Let’s assume that you’re making an image and you know the moon is the brightest thing in the field. Let’s make the further assumption that the moon is not large in the framed image; it’s only a component of the overall scene.
If you like to use your camera’s exposure meter – I don’t – you could set it to spot mode, meter the moon, and place it on Zone VII or (if you’re feeling lucky) VIII by opening up two or three stops from your meter reading. There’s a problem with this approach. Do you know that your camera’s spotmeter is taking its reading entirely from the moon, and not averaging in parts of the sky? If it is, it will think the moon is dimmer than it is, and you’re likely to have blown highlights in the final image. It’s actually worse than that; the light from the edges of the moon is dimmer than the light from the center, since the sunlight hits the edges at an angle, so maybe you should only open up a stop or two.
If you’re a fundamentalist photographer, you’ll note that the moon is a gray rock lit by the sun, and therefore, to place it on Zone V, or turn it into a middle gray, you’ll use the “Sunny 16” rule and set the f-stop to f/16 and the shutter speed to one over the ISO setting. Shooting digital, you don’t want a gray moon, you want an ETTR moon, so open up two, or, if you’re still feeling lucky, 3 stops. This is a pretty conservative way to go, since the moon’s reflectivity, at 12%, is less than an 18% gray card. This is the calculation that Ansel Adams famously muffed in exposing the negative of Moonrise, Hernandez, New Mexico. He did make a nice save, though.
The fundamentalist approach is useless during an eclipse, since you won’t know how bright the light falling on the moon is.
If, like me, you like to use the in-camera histogram, you could just make an exposure and look. If you’ve calibrated your camera’s settings using some variant of UniWB, the in-camera histo is a pretty good stand-in for the real raw histogram, and if you haven’t, you won’t blow the highlights, but you will probably not get a real ETTR exposure. However, there’s a fly in the ointment; the in-camera histogram is derived from the JPEG preview image, which is subsampled from the full-resolution sensor image. Unless the moon is reasonably large in the image, the subsampled JPEG is likely to omit the brightest pixel in the raw file. Even if it’s there, can you see one blown pixel on your camera’s histogram?

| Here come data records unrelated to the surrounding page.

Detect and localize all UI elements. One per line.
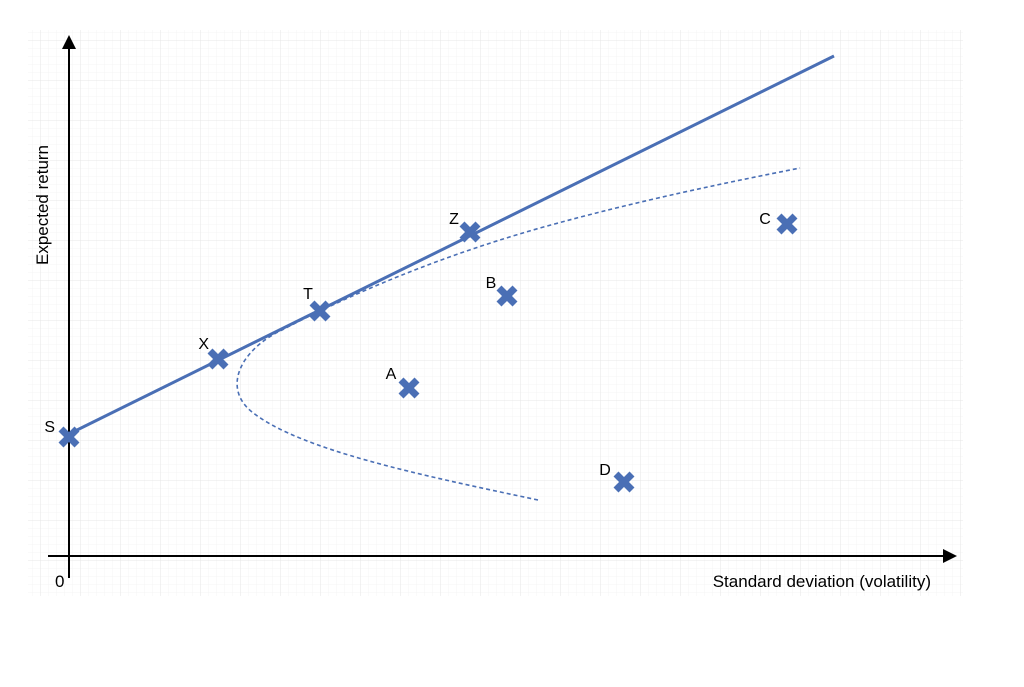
- point-marker-z: [459, 221, 481, 243]
- point-label-x: X: [198, 336, 209, 353]
- point-markers: S X T Z A B C D: [44, 211, 798, 493]
- point-marker-t: [309, 300, 331, 322]
- background-grid: [28, 30, 963, 596]
- point-marker-s: [58, 426, 80, 448]
- point-label-b: B: [486, 275, 497, 292]
- point-marker-d: [613, 471, 635, 493]
- y-axis-label: Expected return: [33, 145, 52, 265]
- x-axis-label: Standard deviation (volatility): [713, 572, 931, 591]
- point-label-s: S: [44, 419, 55, 436]
- point-label-d: D: [599, 462, 611, 479]
- point-marker-x: [207, 348, 229, 370]
- capital-market-line: [68, 54, 835, 436]
- point-label-a: A: [386, 366, 397, 383]
- point-marker-b: [496, 285, 518, 307]
- point-label-z: Z: [449, 211, 459, 228]
- origin-label: 0: [55, 572, 64, 591]
- y-axis-arrowhead: [62, 35, 76, 49]
- x-axis-arrowhead: [943, 549, 957, 563]
- point-label-t: T: [303, 286, 313, 303]
- point-label-c: C: [759, 211, 771, 228]
- point-marker-c: [776, 213, 798, 235]
- point-marker-a: [398, 377, 420, 399]
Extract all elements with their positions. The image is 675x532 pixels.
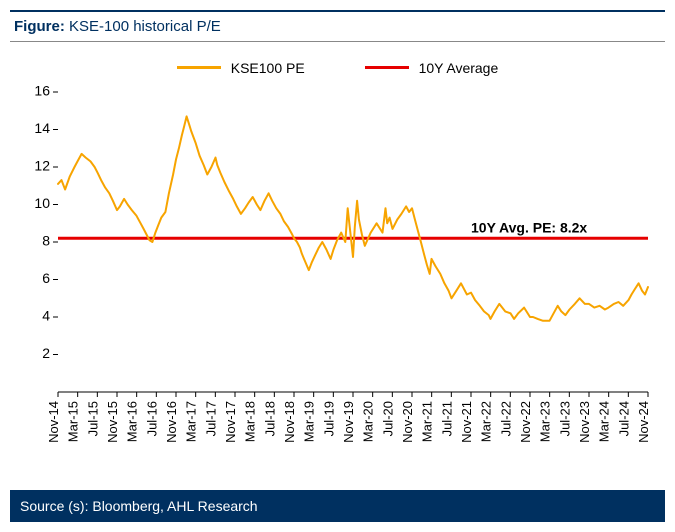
legend-label: 10Y Average <box>419 60 499 76</box>
svg-text:Jul-24: Jul-24 <box>616 401 631 436</box>
svg-text:Mar-21: Mar-21 <box>420 401 435 442</box>
svg-text:Jul-21: Jul-21 <box>439 401 454 436</box>
figure-title: KSE-100 historical P/E <box>69 18 221 35</box>
svg-text:Mar-24: Mar-24 <box>597 401 612 442</box>
svg-text:Nov-16: Nov-16 <box>164 401 179 443</box>
figure-label: Figure: <box>14 18 65 35</box>
svg-text:Nov-20: Nov-20 <box>400 401 415 443</box>
svg-text:Nov-21: Nov-21 <box>459 401 474 443</box>
svg-text:6: 6 <box>42 270 50 286</box>
svg-text:Nov-18: Nov-18 <box>282 401 297 443</box>
svg-text:Jul-17: Jul-17 <box>203 401 218 436</box>
svg-text:16: 16 <box>34 84 50 99</box>
legend: KSE100 PE 10Y Average <box>10 56 665 76</box>
svg-text:Jul-15: Jul-15 <box>85 401 100 436</box>
svg-text:Jul-22: Jul-22 <box>498 401 513 436</box>
svg-text:Mar-20: Mar-20 <box>361 401 376 442</box>
svg-text:Nov-23: Nov-23 <box>577 401 592 443</box>
svg-text:Nov-15: Nov-15 <box>105 401 120 443</box>
svg-text:Mar-15: Mar-15 <box>66 401 81 442</box>
svg-text:Mar-22: Mar-22 <box>479 400 494 441</box>
line-chart-svg: 2 4 6 8 10 12 14 16 Nov-14 Mar-15 Jul-15 Nov-15 Mar-… <box>14 84 654 484</box>
legend-swatch-1 <box>365 66 409 69</box>
legend-swatch-0 <box>177 66 221 69</box>
svg-text:Jul-23: Jul-23 <box>557 401 572 436</box>
svg-text:Mar-23: Mar-23 <box>538 401 553 442</box>
svg-text:Mar-19: Mar-19 <box>302 401 317 442</box>
svg-text:10Y Avg. PE: 8.2x: 10Y Avg. PE: 8.2x <box>471 219 587 235</box>
svg-text:10: 10 <box>34 195 50 211</box>
svg-text:Mar-18: Mar-18 <box>243 401 258 442</box>
figure-header: Figure: KSE-100 historical P/E <box>10 10 665 42</box>
svg-text:Jul-16: Jul-16 <box>144 401 159 436</box>
source-text: Source (s): Bloomberg, AHL Research <box>20 498 258 514</box>
svg-text:Nov-22: Nov-22 <box>518 401 533 443</box>
svg-text:12: 12 <box>34 157 50 173</box>
legend-item: 10Y Average <box>365 60 499 76</box>
svg-text:Nov-24: Nov-24 <box>636 401 651 443</box>
svg-text:Nov-17: Nov-17 <box>223 401 238 443</box>
svg-text:Mar-17: Mar-17 <box>184 401 199 442</box>
svg-text:2: 2 <box>42 345 50 361</box>
svg-text:Mar-16: Mar-16 <box>125 401 140 442</box>
svg-text:Nov-14: Nov-14 <box>46 401 61 443</box>
legend-label: KSE100 PE <box>231 60 305 76</box>
svg-text:Jul-18: Jul-18 <box>262 401 277 436</box>
chart-area: 2 4 6 8 10 12 14 16 Nov-14 Mar-15 Jul-15 Nov-15 Mar-… <box>14 84 661 484</box>
legend-item: KSE100 PE <box>177 60 305 76</box>
svg-text:14: 14 <box>34 120 50 136</box>
svg-text:Nov-19: Nov-19 <box>341 401 356 443</box>
svg-text:4: 4 <box>42 307 50 323</box>
source-footer: Source (s): Bloomberg, AHL Research <box>10 490 665 522</box>
svg-text:Jul-19: Jul-19 <box>321 401 336 436</box>
svg-text:8: 8 <box>42 232 50 248</box>
svg-text:Jul-20: Jul-20 <box>380 401 395 436</box>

As far as I know, there’s no easy in-camera solution to getting a perfectly ETTR’d capture under the circumstances I’ve outlined here. You’ve got two choices: back off the estimated ETTR setting (probably the best move if you’re not fanatical about ETTR), or make a test image and look at the raw file (shooting tethered is a special case of this). A lunar eclipse takes long enough that that’s a viable option.
Or maybe you could slap on a long lens, make a test image, look at the in-camera histogram, and put your shorter lens back on the camera. Assuming similar T-factors in the lenses, that should work fine.
This may be a good example of analysis paralysis.